International Trade – Case Studies
The UK Limited Liability Partnership (LLP)
A Versatile European Vehicle for International Trade
Introduced by the UK Government in 2000, the United Kingdom Limited Liability Partnership (LLP) is a distinct legal entity and a corporate body with all the functionalities of a Private Limited Company. However, it is taxed as if it were a Partnership.
The United Kingdom Tax Authorities have affirmed that the taxation model for LLPs follows the procedure that Partnerships have adhered to in the past. Consequently, the income and capital gains of an LLP are treated as income allocated to its members. This means that the UK LLP can serve as a tax-efficient instrument for international trade, provided there is no income sourced from the UK, and the members are non-residents of the United Kingdom, which would exempt them from UK taxation.
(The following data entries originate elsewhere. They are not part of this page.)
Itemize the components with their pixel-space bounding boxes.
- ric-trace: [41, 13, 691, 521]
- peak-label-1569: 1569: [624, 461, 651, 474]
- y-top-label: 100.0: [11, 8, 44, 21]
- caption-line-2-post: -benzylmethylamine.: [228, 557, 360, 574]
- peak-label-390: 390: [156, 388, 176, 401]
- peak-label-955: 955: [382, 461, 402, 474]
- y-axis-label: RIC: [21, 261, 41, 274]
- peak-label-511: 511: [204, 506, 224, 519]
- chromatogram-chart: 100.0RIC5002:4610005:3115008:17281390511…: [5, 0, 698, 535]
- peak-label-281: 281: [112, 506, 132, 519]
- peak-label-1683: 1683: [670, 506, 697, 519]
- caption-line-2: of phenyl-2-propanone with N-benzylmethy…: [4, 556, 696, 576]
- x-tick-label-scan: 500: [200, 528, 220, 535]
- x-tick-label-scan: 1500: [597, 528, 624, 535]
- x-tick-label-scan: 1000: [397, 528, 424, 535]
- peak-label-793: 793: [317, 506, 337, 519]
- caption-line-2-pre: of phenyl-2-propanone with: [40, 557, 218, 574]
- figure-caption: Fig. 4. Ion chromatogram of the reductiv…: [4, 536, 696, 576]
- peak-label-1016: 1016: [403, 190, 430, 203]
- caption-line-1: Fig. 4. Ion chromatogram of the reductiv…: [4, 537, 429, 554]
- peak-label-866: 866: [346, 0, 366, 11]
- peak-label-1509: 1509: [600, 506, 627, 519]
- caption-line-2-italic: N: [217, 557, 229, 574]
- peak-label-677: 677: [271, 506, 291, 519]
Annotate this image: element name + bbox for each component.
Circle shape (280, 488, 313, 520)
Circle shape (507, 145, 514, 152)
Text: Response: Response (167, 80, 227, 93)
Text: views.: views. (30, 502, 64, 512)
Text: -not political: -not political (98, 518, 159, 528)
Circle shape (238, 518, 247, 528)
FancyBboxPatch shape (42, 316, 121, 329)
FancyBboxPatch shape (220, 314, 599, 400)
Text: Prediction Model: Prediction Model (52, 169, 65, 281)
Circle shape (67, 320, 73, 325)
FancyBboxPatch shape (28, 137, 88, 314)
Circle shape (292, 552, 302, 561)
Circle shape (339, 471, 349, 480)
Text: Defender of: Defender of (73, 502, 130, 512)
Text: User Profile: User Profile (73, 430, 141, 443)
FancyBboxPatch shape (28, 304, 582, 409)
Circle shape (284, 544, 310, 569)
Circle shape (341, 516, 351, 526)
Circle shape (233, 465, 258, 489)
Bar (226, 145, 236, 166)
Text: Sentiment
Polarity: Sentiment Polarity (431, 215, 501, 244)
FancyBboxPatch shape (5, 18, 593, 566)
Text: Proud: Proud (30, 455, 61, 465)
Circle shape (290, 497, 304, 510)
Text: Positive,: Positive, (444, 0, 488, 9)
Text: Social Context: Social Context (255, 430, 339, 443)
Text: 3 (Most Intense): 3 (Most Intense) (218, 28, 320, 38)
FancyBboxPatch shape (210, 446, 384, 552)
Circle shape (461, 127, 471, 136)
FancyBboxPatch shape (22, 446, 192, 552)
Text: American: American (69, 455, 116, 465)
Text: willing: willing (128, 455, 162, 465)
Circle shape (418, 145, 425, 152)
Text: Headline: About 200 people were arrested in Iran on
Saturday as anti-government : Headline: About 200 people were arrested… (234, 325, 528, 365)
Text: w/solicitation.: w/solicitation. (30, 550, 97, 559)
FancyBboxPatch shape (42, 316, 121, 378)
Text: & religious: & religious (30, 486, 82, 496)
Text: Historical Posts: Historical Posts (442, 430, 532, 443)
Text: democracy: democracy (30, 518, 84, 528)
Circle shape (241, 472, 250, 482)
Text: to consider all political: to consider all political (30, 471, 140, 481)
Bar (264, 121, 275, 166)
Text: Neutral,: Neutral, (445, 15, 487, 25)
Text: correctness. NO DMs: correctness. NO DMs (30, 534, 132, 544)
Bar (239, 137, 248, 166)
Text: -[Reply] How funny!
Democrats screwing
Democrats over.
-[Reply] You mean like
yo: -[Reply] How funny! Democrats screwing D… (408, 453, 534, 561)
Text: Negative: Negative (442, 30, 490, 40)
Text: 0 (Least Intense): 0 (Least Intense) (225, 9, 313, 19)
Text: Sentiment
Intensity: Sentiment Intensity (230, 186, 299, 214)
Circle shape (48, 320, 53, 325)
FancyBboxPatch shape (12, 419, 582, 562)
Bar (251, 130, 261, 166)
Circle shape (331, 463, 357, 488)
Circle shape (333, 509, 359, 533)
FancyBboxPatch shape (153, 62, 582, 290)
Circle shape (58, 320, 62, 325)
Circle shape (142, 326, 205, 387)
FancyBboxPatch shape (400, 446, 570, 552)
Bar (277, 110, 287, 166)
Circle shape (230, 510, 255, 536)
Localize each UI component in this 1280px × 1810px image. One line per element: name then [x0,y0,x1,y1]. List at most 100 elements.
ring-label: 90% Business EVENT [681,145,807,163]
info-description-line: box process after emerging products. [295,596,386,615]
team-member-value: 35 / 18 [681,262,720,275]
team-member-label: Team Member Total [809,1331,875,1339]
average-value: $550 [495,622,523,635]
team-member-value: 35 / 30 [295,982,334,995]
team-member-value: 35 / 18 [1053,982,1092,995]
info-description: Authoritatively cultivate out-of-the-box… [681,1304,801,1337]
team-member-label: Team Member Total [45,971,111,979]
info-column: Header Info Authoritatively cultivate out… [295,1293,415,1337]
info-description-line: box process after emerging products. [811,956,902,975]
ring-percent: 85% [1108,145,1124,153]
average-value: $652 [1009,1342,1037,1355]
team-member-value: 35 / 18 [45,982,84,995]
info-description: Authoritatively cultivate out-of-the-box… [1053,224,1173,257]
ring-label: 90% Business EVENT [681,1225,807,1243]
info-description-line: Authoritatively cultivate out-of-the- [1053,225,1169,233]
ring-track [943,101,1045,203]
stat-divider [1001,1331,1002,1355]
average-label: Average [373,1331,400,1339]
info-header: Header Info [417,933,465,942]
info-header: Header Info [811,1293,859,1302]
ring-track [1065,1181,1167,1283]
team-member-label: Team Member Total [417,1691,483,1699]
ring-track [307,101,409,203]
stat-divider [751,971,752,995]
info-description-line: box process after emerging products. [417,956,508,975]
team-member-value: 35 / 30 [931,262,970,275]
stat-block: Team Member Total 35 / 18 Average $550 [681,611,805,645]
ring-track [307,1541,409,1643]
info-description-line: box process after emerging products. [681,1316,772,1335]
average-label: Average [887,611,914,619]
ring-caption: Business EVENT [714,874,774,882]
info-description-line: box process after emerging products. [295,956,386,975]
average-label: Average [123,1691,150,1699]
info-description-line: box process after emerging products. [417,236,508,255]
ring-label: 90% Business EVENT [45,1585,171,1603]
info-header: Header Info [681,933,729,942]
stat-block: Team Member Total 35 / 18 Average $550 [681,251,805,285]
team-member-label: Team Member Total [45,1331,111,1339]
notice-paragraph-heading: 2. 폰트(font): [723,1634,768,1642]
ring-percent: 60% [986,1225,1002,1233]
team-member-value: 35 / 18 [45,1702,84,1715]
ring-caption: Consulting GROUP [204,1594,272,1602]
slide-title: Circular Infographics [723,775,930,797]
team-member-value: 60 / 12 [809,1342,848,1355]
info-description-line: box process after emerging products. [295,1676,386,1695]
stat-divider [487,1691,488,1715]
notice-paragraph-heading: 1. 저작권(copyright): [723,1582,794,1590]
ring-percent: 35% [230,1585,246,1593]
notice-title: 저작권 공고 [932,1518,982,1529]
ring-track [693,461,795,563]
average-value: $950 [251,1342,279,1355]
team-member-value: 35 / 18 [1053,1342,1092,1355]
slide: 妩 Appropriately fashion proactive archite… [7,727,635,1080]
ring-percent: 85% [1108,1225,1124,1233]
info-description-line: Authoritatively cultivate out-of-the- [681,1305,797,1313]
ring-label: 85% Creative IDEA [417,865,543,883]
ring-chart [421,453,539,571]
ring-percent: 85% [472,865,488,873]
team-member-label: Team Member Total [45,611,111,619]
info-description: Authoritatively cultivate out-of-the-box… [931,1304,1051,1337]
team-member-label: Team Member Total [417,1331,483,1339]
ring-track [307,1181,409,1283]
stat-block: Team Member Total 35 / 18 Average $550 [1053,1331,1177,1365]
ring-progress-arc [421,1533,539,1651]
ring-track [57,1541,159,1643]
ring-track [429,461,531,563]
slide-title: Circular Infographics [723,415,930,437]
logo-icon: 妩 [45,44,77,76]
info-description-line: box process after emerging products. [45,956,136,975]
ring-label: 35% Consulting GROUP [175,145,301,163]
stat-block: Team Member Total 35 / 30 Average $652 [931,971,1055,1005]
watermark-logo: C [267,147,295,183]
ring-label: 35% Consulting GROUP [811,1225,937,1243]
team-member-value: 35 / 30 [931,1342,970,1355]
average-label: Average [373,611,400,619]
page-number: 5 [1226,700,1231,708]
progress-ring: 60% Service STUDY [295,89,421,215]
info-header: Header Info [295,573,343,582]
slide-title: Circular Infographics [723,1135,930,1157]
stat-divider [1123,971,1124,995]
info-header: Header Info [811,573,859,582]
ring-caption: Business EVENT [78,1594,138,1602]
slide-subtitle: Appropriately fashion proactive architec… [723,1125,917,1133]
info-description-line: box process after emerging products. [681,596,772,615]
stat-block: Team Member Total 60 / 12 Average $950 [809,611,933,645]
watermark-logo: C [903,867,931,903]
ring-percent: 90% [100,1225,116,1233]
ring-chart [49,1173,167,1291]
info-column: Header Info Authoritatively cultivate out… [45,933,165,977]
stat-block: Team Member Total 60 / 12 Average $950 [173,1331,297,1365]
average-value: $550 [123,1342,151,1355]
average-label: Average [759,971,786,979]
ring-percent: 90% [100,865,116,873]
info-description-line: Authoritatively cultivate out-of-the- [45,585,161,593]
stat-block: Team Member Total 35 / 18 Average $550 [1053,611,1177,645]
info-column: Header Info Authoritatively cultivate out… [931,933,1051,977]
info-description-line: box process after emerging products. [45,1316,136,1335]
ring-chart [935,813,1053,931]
It is also important to note that LLPs are subject to similar limitations in terms of asset protection as companies. If, for instance, an LLP is engaged in fraudulent activities, the courts can hold the partners responsible for settling any outstanding liabilities.
In the eyes of general law, an LLP is considered a ‘body corporate,’ resembling a company. However, for tax purposes, an LLP is typically treated as a ‘partnership.’
Consequently, from a tax perspective, an LLP is usually viewed as transparent, and each member or partner is taxed on their respective share of the LLP’s income or gains as if they were part of a conventional partnership.
Practical Case Study
Let’s consider a scenario:
A United Kingdom LLP has 95% of its members residing in a low-tax jurisdiction like Belize or The Seychelles, while a UK Private Limited Company owns the remaining 5%. The UK LLP’s intention is to procure goods from Asia for resale to a South American country.
The goods are acquired from Asia and then delivered to the buyer, with payments made from outside the United Kingdom. Since there is no income originating in the UK, 95% of the profits, which are attributed to the non-resident members, would be subject to taxation in their respective countries at applicable rates. The remaining 5% attributed to the UK resident member would be taxed in the UK at the prevailing rates after deducting business expenses.
Potential Considerations
To ensure tax liability is avoided, the UK LLP must be established with a profit-making objective, and it should not have any UK sourced income. Additionally, none of its members should be UK residents.
Anti-Avoidance Provisions
It’s important to note that the UK LLP generally does not have access to double taxation agreements. Moreover, it must comprise a minimum of two Partners (Members).